Don Priamo died, or rather he burst under pressure of his diabolical beverages, leaving as a testimonial of his freedom from bias a will, the copy of which Jaime had read. The warrior of the church willed the main portion of his property, as well as his weapons and trophies, to his elder brother's children, as had likewise done all the second sons of the house; but in continuation there figured a long list of legacies, all for children of his whom he declared begotten of Moorish slave women or of Jewess friends, Armenians and Greeks, vegetating, wrinkled, and decrepit, in some port of the Levant; an offspring like that of a patriarch of the Bible, but all irregular, hybrid, the product of the crossing of hostile blood of antagonistic races. Famous knight commander! It seemed as if on breaking his vows he tried to minimize the offense by always choosing infidel women. To his sins of carnality was added the shame of traffic with females hostile to the true God.

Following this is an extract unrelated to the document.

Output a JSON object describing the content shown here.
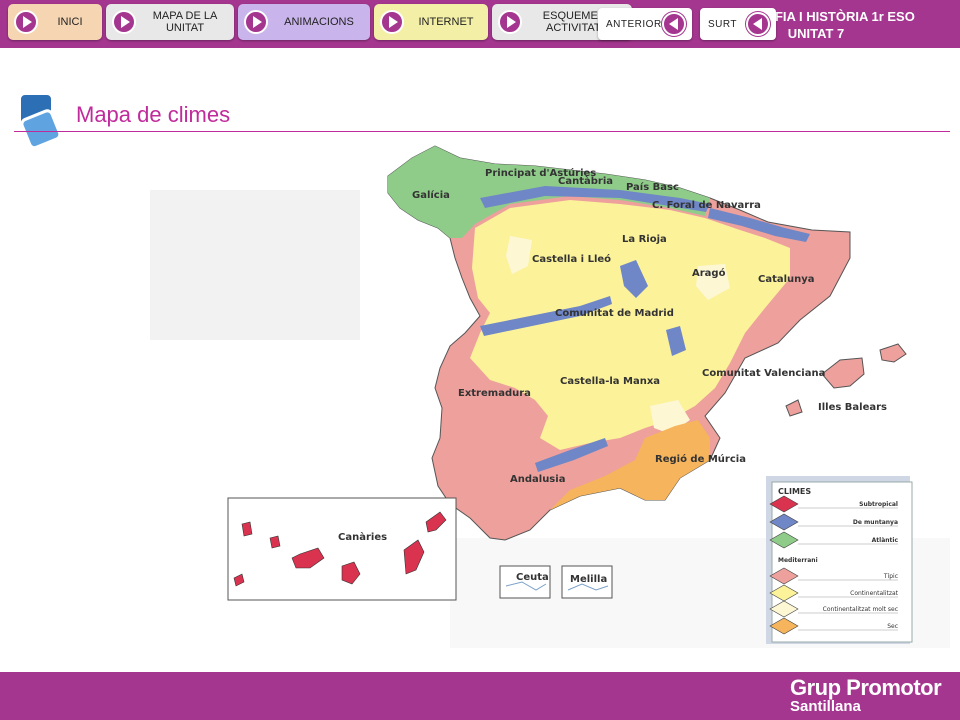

Jaime looked upon him as a precursor who cleared away his doubts. What was strange about his marrying a Chueta, a woman like others in her customs, beliefs, and education, since the most famous of the Febrers in an epoch of intolerance had lived beyond the pale of the law with infidel women? Suddenly, however, family prejudices provoked in Jaime a twinge of remorse, causing him to recall a clause in the knight commander's will. He left legacies to the children of his slave women, hybrids of other races, because they were of his blood and he wished to shield them from the sufferings of poverty, but he prohibited them from using their father's name, the name of the Febrers which had always been kept legally free from degrading admixtures in their Majorcan house.